Cuando llegaron a la sucursal de la telefónica eran las siete y media de la mañana y había medio millar de personas en fila. Todos estaban ahí para lo mismo: comprar un diminuto teléfono celular, a precio de remate, con cincuenta minutos de tiempo aire como regalo de Navidad.

El día anterior estuvieron en otra larga y sudorosa fila para comprar el aparatito, pero cuando llegaron a la ventanilla, después de dos horas de tumulto, se encontraron con la noticia de que el tipo que salía en ese momento por la puerta del lugar se había llevado el último que quedaba. En un día se había vendido la increíble y desconcertante cifra de dos mil celulares.

Por eso la madrugadera del día siguiente, que funcionó, porque pudieron comprar el celular que era motivo de obsesión para el chiquillo, pero nunca pensaron que media ciudad también se levantaría tan temprano con el mismo afán.

Y es que al panameño le encantan los celulares. Hasta el más humilde vendedor de flores en el semáforo tiene uno.
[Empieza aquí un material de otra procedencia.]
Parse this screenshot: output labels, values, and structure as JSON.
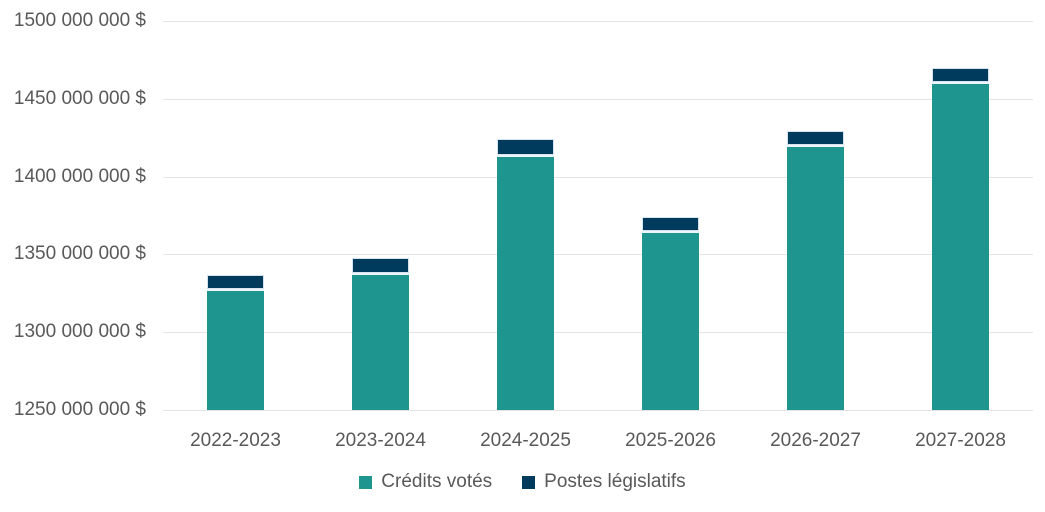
{
  "chart_data": {
    "type": "bar",
    "stacked": true,
    "title": "",
    "xlabel": "",
    "ylabel": "",
    "grid": true,
    "legend_position": "bottom",
    "categories": [
      "2022-2023",
      "2023-2024",
      "2024-2025",
      "2025-2026",
      "2026-2027",
      "2027-2028"
    ],
    "series": [
      {
        "name": "Crédits votés",
        "color": "#1F958F",
        "values": [
          1328000000,
          1338000000,
          1414000000,
          1365000000,
          1420000000,
          1461000000
        ]
      },
      {
        "name": "Postes législatifs",
        "color": "#003A5D",
        "values": [
          9000000,
          10000000,
          10000000,
          9000000,
          9000000,
          9000000
        ]
      }
    ],
    "ylim": [
      1250000000,
      1500000000
    ],
    "ytick_step": 50000000,
    "ytick_labels_top_to_bottom": [
      "1500 000 000 $",
      "1450 000 000 $",
      "1400 000 000 $",
      "1350 000 000 $",
      "1300 000 000 $",
      "1250 000 000 $"
    ]
  },
  "colors": {
    "teal": "#1F958F",
    "navy": "#003A5D",
    "gridline": "#E4E4E4",
    "axis_text": "#595959",
    "background": "#FFFFFF"
  }
}
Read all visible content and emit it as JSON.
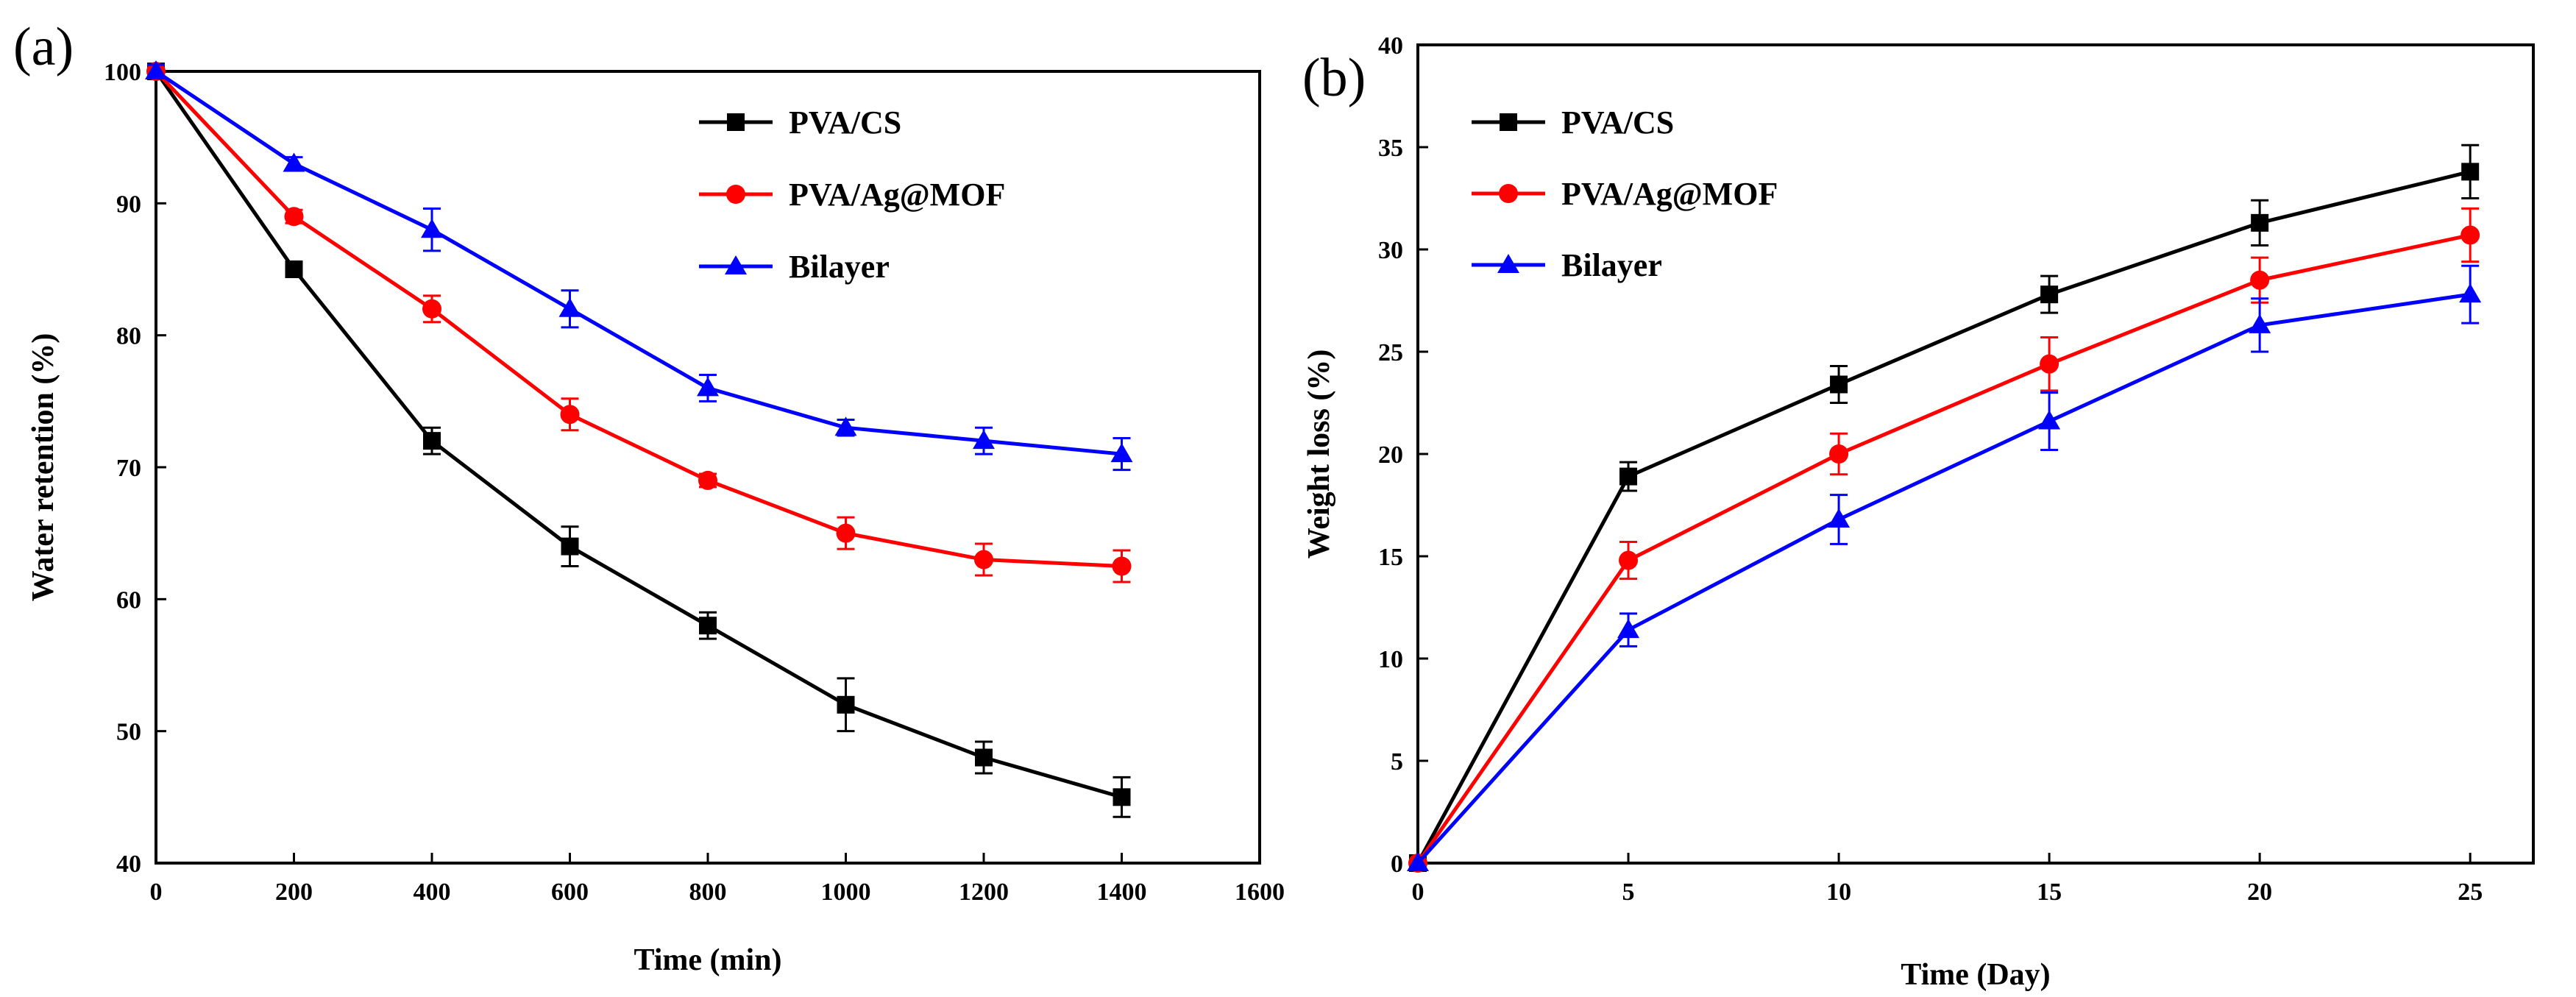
{
  "chart_data": [
    {
      "type": "line",
      "panel_label": "(a)",
      "xlabel": "Time (min)",
      "ylabel": "Water retention (%)",
      "xlim": [
        0,
        1600
      ],
      "ylim": [
        40,
        100
      ],
      "xticks": [
        0,
        200,
        400,
        600,
        800,
        1000,
        1200,
        1400,
        1600
      ],
      "yticks": [
        40,
        50,
        60,
        70,
        80,
        90,
        100
      ],
      "x": [
        0,
        200,
        400,
        600,
        800,
        1000,
        1200,
        1400
      ],
      "legend_position": "top-right",
      "grid": false,
      "series": [
        {
          "name": "PVA/CS",
          "color": "#000000",
          "marker": "square",
          "values": [
            100,
            85,
            72,
            64,
            58,
            52,
            48,
            45
          ],
          "errors": [
            0.5,
            0.5,
            1.0,
            1.5,
            1.0,
            2.0,
            1.2,
            1.5
          ]
        },
        {
          "name": "PVA/Ag@MOF",
          "color": "#ff0000",
          "marker": "circle",
          "values": [
            100,
            89,
            82,
            74,
            69,
            65,
            63,
            62.5
          ],
          "errors": [
            0.5,
            0.5,
            1.0,
            1.2,
            0.5,
            1.2,
            1.2,
            1.2
          ]
        },
        {
          "name": "Bilayer",
          "color": "#0000ff",
          "marker": "triangle",
          "values": [
            100,
            93,
            88,
            82,
            76,
            73,
            72,
            71
          ],
          "errors": [
            0.5,
            0.5,
            1.6,
            1.4,
            1.0,
            0.6,
            1.0,
            1.2
          ]
        }
      ]
    },
    {
      "type": "line",
      "panel_label": "(b)",
      "xlabel": "Time (Day)",
      "ylabel": "Weight loss (%)",
      "xlim": [
        0,
        26.5
      ],
      "ylim": [
        0,
        40
      ],
      "xticks": [
        0,
        5,
        10,
        15,
        20,
        25
      ],
      "yticks": [
        0,
        5,
        10,
        15,
        20,
        25,
        30,
        35,
        40
      ],
      "x": [
        0,
        5,
        10,
        15,
        20,
        25
      ],
      "legend_position": "top-left",
      "grid": false,
      "series": [
        {
          "name": "PVA/CS",
          "color": "#000000",
          "marker": "square",
          "values": [
            0,
            18.9,
            23.4,
            27.8,
            31.3,
            33.8
          ],
          "errors": [
            0,
            0.7,
            0.9,
            0.9,
            1.1,
            1.3
          ]
        },
        {
          "name": "PVA/Ag@MOF",
          "color": "#ff0000",
          "marker": "circle",
          "values": [
            0,
            14.8,
            20.0,
            24.4,
            28.5,
            30.7
          ],
          "errors": [
            0,
            0.9,
            1.0,
            1.3,
            1.1,
            1.3
          ]
        },
        {
          "name": "Bilayer",
          "color": "#0000ff",
          "marker": "triangle",
          "values": [
            0,
            11.4,
            16.8,
            21.6,
            26.3,
            27.8
          ],
          "errors": [
            0,
            0.8,
            1.2,
            1.4,
            1.3,
            1.4
          ]
        }
      ]
    }
  ]
}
Recuerdo que un periodista hondureño que estuvo de paso por Panamá se quedó asombrado cuando vio a tanta gente en la calle hablando por teléfono. No lo podía creer. En su país ese es uno de los tantos lujos que la gente de a pie no se da.

Pero aquí sí. Panamá es el país de los celulares. El país de los pifiosos. Aunque no tengamos un real en el banco ni pan en la mesa, siempre tendremos para la tarjeta, aunque sea la más barata, esa que nos sirve para poner una "llamada perdida".

Lo que me parece digno de un estudio sociológico y hasta psiquiátrico es que aquellos que no necesitan para nada un teléfono, anden con uno en el bolsillo. Como mi hijo, por ejemplo, quien ahorró todo el año para darse ese regalo que ahora tiene sobre la mesa, en silencio, porque nunca suena, y es que da la casualidad que nadie llama.